Docs and public evals show that:

  • These models are explicitly optimized for retrieval quality on MTEB-style benchmarks.
  • Voyage claims voyage-3 and 3.5 outperform OpenAI’s v3 embeddings on a range of domains, including multilingual and code.

We don’t have a paper saying “this guarantees immunity to greetings,” but instruction-tuning for retrieval is designed to focus representations on the part of the text that matters for the task, and to be less sensitive to superficial phrasing.

BGE-M3: Instruction-tuned, multi-functional

On the open-source side, BGE-M3 is a multi-function embedding model that supports:

  • dense retrieval,
  • lexical matching, and
  • multi-vector interaction, across many languages.

Earlier BGE models recommended adding explicit instructions to queries (“retrieve passages that answer the following question”), similar in spirit to input_type="query". BGE-M3 relaxes this requirement but still benefits from being used in a retrieval-aware way.

These models don’t magically erase noise, but:

You’re at least telling the model what job it is doing: “summarize this chat” vs “search with this text” are different tasks, and the embedding should reflect that.

Used properly, that should reduce how much a polite preamble gets to tug the vector away from the real intent.

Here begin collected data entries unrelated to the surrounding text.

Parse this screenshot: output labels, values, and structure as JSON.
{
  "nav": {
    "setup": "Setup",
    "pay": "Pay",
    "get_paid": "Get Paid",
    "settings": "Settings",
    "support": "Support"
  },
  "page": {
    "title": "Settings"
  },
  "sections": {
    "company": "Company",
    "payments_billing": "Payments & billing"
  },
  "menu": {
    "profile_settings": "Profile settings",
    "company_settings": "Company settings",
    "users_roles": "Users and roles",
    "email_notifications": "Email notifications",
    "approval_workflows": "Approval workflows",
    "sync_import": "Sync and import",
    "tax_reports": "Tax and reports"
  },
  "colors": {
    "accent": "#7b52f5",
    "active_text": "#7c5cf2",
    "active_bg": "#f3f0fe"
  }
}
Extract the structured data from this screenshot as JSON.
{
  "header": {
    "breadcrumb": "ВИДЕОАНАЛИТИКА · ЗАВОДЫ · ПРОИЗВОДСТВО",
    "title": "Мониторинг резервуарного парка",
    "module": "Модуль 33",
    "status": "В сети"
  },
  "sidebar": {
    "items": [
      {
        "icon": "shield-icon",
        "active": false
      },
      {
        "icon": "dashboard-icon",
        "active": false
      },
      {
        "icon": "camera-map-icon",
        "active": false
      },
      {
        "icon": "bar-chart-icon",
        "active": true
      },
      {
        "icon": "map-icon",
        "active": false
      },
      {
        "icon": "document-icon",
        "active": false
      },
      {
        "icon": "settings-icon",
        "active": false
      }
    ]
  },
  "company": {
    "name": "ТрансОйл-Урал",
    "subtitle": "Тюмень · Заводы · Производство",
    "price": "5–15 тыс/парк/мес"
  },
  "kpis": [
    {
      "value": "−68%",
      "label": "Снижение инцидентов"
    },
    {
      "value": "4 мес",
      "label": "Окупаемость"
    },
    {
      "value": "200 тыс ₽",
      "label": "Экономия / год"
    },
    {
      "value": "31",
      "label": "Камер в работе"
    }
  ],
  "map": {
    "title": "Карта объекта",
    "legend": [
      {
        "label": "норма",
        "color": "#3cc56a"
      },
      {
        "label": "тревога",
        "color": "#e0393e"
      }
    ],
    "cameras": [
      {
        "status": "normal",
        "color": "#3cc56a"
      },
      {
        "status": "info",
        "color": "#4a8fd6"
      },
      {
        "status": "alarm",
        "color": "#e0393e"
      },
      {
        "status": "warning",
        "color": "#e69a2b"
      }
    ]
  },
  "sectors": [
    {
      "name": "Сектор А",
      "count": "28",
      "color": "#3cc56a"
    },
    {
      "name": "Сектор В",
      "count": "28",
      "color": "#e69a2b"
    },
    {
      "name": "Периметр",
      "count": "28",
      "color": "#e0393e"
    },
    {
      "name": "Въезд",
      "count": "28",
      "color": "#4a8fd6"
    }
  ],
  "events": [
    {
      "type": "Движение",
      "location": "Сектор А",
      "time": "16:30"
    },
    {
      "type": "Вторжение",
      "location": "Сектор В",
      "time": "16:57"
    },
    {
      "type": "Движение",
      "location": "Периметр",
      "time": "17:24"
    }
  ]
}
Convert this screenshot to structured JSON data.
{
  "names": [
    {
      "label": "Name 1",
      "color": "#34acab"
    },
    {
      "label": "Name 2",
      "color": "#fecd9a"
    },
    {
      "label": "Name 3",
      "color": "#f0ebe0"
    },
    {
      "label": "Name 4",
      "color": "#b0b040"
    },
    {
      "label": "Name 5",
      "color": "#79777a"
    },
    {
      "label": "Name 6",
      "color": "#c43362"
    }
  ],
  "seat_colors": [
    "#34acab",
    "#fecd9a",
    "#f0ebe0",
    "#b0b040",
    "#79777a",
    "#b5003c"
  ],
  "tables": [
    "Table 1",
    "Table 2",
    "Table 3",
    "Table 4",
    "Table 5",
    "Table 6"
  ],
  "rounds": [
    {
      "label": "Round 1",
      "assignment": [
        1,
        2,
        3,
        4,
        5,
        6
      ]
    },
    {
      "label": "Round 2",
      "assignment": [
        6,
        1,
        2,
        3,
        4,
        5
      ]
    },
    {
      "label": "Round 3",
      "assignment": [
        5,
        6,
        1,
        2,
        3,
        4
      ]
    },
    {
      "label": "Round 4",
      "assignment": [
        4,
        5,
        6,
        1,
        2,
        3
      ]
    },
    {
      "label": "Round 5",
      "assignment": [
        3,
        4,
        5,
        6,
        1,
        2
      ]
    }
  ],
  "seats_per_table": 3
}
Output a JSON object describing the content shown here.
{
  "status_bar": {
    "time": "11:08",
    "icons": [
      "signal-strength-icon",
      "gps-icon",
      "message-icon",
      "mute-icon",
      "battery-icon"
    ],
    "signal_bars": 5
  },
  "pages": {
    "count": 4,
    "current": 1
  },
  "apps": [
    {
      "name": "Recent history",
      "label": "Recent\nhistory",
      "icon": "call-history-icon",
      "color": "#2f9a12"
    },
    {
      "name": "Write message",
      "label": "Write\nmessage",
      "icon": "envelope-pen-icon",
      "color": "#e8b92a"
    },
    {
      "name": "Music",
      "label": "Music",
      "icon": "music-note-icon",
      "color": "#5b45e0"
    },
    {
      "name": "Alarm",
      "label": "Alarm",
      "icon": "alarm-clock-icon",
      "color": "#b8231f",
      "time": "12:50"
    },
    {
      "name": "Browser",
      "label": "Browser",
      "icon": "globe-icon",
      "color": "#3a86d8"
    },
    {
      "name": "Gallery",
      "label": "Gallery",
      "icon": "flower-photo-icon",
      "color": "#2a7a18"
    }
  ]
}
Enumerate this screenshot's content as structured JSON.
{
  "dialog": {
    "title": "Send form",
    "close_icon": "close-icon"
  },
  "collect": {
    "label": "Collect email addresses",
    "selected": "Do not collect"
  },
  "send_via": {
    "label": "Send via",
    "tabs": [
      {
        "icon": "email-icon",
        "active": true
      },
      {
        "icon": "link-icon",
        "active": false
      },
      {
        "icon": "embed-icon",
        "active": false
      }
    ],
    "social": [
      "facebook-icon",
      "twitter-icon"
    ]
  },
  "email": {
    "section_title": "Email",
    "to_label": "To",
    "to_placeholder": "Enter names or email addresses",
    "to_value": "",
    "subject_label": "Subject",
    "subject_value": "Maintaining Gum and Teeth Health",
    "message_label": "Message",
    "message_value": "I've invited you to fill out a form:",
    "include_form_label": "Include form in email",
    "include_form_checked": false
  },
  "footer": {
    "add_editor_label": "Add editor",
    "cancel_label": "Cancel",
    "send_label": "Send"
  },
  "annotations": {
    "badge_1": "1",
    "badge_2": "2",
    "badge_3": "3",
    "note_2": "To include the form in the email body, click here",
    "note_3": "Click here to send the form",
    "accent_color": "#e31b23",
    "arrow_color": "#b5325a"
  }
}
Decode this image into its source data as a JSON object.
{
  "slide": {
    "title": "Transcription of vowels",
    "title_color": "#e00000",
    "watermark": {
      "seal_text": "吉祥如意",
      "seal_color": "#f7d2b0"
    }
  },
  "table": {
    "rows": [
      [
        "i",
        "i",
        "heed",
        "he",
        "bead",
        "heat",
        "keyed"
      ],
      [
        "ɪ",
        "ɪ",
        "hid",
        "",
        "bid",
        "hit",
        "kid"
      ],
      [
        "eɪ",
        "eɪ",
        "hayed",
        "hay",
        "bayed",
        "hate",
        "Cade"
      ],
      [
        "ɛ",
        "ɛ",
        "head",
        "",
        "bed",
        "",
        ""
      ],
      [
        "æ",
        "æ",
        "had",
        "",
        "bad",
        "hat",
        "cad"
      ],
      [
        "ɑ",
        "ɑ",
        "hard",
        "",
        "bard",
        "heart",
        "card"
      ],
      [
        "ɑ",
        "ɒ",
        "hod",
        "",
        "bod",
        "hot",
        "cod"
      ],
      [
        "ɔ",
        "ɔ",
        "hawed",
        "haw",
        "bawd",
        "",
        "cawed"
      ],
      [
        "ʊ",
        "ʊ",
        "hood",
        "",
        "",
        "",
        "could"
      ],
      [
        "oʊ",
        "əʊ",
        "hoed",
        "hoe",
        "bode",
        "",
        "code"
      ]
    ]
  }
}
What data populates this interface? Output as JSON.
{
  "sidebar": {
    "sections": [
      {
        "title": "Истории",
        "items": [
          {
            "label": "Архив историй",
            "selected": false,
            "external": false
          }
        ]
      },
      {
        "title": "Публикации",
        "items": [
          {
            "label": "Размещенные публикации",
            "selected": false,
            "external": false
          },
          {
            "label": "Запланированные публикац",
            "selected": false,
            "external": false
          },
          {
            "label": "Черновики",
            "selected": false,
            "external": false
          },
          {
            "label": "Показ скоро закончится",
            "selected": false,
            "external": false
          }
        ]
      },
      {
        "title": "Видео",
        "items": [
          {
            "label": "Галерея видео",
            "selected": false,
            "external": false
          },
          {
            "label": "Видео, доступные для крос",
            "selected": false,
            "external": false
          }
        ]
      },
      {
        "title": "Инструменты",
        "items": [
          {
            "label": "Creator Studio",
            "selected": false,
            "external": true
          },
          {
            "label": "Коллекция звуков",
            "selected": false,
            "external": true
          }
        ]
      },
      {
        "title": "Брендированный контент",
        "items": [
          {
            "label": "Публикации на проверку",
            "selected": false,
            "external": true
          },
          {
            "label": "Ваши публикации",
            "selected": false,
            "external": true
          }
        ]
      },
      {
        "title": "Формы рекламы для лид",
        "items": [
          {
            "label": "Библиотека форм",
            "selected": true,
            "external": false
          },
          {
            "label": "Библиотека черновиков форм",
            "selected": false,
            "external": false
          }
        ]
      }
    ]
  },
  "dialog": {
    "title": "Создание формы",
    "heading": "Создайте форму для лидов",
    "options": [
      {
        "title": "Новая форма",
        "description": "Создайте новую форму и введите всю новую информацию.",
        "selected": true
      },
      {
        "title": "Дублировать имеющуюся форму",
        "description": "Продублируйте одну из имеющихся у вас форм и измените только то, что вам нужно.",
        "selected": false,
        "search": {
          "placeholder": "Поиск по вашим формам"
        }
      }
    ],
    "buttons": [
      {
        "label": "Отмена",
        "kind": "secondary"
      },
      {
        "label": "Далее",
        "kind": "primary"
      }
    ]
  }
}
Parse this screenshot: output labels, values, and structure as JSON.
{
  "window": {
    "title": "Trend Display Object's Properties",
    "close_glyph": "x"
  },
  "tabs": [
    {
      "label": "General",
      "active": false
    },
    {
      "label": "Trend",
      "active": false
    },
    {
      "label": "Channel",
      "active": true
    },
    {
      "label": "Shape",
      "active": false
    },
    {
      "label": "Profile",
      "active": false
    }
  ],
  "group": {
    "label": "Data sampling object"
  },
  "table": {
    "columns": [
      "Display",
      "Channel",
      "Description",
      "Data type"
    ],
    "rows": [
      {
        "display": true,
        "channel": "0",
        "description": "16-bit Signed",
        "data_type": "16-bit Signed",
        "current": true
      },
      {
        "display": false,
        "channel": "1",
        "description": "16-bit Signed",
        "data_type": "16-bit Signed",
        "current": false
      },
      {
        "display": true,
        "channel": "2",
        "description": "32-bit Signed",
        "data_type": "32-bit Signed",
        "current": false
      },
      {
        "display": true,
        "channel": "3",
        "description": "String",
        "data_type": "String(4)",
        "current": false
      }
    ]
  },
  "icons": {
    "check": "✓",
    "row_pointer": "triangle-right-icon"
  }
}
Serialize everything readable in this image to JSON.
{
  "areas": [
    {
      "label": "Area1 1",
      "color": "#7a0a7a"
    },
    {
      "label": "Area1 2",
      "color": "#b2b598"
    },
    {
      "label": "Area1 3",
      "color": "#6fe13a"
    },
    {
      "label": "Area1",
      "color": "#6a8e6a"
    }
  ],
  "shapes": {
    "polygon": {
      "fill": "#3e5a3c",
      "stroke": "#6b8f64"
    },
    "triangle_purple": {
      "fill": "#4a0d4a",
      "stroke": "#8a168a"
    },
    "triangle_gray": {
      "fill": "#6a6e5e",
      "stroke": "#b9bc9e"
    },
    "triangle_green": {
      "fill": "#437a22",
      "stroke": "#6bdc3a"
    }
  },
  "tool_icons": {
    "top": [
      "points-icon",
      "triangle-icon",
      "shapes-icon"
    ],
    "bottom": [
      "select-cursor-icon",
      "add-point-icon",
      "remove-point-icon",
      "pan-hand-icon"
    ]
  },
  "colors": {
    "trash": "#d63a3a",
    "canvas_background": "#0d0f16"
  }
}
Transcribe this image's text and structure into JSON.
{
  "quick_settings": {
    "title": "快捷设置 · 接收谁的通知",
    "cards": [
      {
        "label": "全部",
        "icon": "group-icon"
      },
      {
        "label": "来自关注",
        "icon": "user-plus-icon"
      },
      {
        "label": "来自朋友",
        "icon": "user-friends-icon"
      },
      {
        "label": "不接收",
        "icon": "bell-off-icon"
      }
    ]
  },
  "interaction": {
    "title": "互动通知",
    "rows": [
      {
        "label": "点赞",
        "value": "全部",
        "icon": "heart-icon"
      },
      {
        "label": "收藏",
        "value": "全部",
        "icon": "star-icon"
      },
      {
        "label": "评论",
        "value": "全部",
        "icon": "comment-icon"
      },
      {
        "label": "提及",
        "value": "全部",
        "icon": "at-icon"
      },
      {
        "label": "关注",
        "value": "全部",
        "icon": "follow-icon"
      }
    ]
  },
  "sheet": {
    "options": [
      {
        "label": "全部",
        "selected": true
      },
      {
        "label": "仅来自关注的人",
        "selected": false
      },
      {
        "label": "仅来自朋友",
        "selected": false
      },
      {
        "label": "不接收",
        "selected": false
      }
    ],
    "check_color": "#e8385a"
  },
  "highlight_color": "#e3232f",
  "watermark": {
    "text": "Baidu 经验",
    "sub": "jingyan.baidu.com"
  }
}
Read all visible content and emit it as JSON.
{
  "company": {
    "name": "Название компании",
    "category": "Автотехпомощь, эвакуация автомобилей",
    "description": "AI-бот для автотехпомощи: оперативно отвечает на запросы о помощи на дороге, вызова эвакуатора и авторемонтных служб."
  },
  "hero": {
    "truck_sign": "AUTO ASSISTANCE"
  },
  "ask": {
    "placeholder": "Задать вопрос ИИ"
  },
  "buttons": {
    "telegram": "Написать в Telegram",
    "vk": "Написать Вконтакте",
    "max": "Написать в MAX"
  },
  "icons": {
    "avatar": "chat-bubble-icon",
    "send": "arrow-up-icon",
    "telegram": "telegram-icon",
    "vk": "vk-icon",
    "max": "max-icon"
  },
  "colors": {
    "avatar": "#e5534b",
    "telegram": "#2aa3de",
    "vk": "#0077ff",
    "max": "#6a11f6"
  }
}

So… Do We Still Need Query Rewriting?

Time to circle back to the TL;DR question.

Given:

  • measurable cosine drift from conversational padding (especially in small and non-English embeddings),
  • strong evidence from MTRAG/CRAG that interactional + informational noise hurts end-to-end RAG,
  • and the existence of better embedding models (Voyage, BGE-M3…) that already bake in some robustness,

is query rewriting still worth it once you have regex cleaning and instruction-tuned embeddings?

My honest answer right now:

I don’t know yet, at least not in a way that’s calibrated against quality ⟷ latency ⟷ cost for a specific production setup.

On paper:

  • Regex + instruction-tuned embeddings are the cheapest, lowest-latency moves.
  • LLM rewriting is likely to give the best semantic cleanup, especially in multi-turn dialogues and for ambiguous queries, but you pay for it in both tokens and wall-clock time.

The next step is experiments that look like this:

  1. Fix a corpus + evaluation set

  2. Compare pipelines:

    • Baseline: raw conversational query → embedding → retrieval.
    • Regex only.
    • Instruction-tuned embeddings only.
    • Regex + instruction-tuned.
    • Regex + instruction-tuned + LLM rewriting.
  3. Measure:

    • retrieval metrics,
    • answer quality / truthfulness,
    • latency per request,
    • cost per 1k queries.

Until I’ve run that properly, all I can say is:

  • Conversational noise is definitely not free.
  • Modern embeddings and simple cleaning definitely help.
  • Query rewriting is probably still necessary for some classes of queries (multi-turn, ambiguous, long-tail)…

…but I still need to test exactly what the gains are, and whether they make sense through the lens of quality, latency, and cost for the kinds of systems I actually care about.